In Florida, it is a serious felony crime to travel either within a state or across state lines to meet a minor, or a person believed to be a minor, to engage in unlawful sexual activity. These cases are often the Craigslist cases where an undercover officer will pretend to be a minor on Craigslist or a similar website who is interested in meeting an adult for sex. If a suspect engages that “minor” over the internet, the officer will suggest they meet for sexual activity. When the suspect shows up, he is met by numerous police officers and arrested. At least one of the charges will be traveling to meet a person believed to be a minor for the purpose of illegal sexual activity. This is a very serious felony charge in Florida that normally comes with a significant prison sentence.

These cases can be strong for the state. First, a defendant charged with such a crime is often stigmatized before he gets his day in court. Secondly, as long as the state can prove the defendant is the person with whom the undercover officer was communicating over the internet about the sexual encounter (the fact that the defendant shows up to the meeting at the time discussed online goes a long way towards doing that), it is hard for the defendant to provide a legitimate reason for the meeting. One common defense in these cases is entrapment. Entrapment is also used, but somewhat less common, in drug cases. In these cases, the defendant will say that he initially planned to meet an adult female and thought he was communicating with an adult, but the undercover officer entrapped him by later claiming to be a minor and insisting upon the meeting.

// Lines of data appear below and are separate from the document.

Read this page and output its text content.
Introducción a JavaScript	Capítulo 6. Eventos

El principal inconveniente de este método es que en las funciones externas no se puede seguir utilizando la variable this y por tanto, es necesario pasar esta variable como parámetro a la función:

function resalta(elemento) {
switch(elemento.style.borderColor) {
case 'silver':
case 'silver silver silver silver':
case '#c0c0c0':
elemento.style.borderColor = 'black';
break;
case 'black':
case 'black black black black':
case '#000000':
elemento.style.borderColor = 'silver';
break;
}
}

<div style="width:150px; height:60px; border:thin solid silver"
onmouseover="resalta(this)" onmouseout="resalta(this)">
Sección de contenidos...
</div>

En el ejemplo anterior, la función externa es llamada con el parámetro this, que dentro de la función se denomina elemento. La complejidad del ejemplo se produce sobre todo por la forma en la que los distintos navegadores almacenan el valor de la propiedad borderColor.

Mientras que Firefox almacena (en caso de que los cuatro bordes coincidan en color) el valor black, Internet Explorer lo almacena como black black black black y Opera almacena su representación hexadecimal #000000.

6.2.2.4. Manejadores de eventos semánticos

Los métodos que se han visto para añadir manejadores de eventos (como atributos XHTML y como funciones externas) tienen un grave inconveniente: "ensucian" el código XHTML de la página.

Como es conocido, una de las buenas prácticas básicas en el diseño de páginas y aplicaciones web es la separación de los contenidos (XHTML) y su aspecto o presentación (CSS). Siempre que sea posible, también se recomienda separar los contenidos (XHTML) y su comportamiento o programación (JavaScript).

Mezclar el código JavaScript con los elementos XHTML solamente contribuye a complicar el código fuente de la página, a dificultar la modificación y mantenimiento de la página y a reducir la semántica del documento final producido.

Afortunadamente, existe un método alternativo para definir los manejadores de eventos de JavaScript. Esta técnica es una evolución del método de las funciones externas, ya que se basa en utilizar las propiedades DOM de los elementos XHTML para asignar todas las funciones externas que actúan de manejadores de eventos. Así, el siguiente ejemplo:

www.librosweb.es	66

Entrapment is a very difficult defense to make in any criminal case. A police officer being sneaky is not sufficient for entrapment. The defendant must show that the police officer’s fraudulent representation created a substantial risk that an otherwise law abiding citizen would commit an offense. A simple offer to engage in illegal activity is not nearly enough. If the undercover officer gave no indications to the suspect about a minor being involved, set up a meeting and then had a minor show up at the meeting, there would be a good defense to that scenario. However, these police officers are trained to communicate in these stings and at some point during the discussion, the officer will make it clear that he/she is a minor (or at least pretending to be), and if the defendant continues with the discussion and the meeting, the entrapment defense is probably not going to work.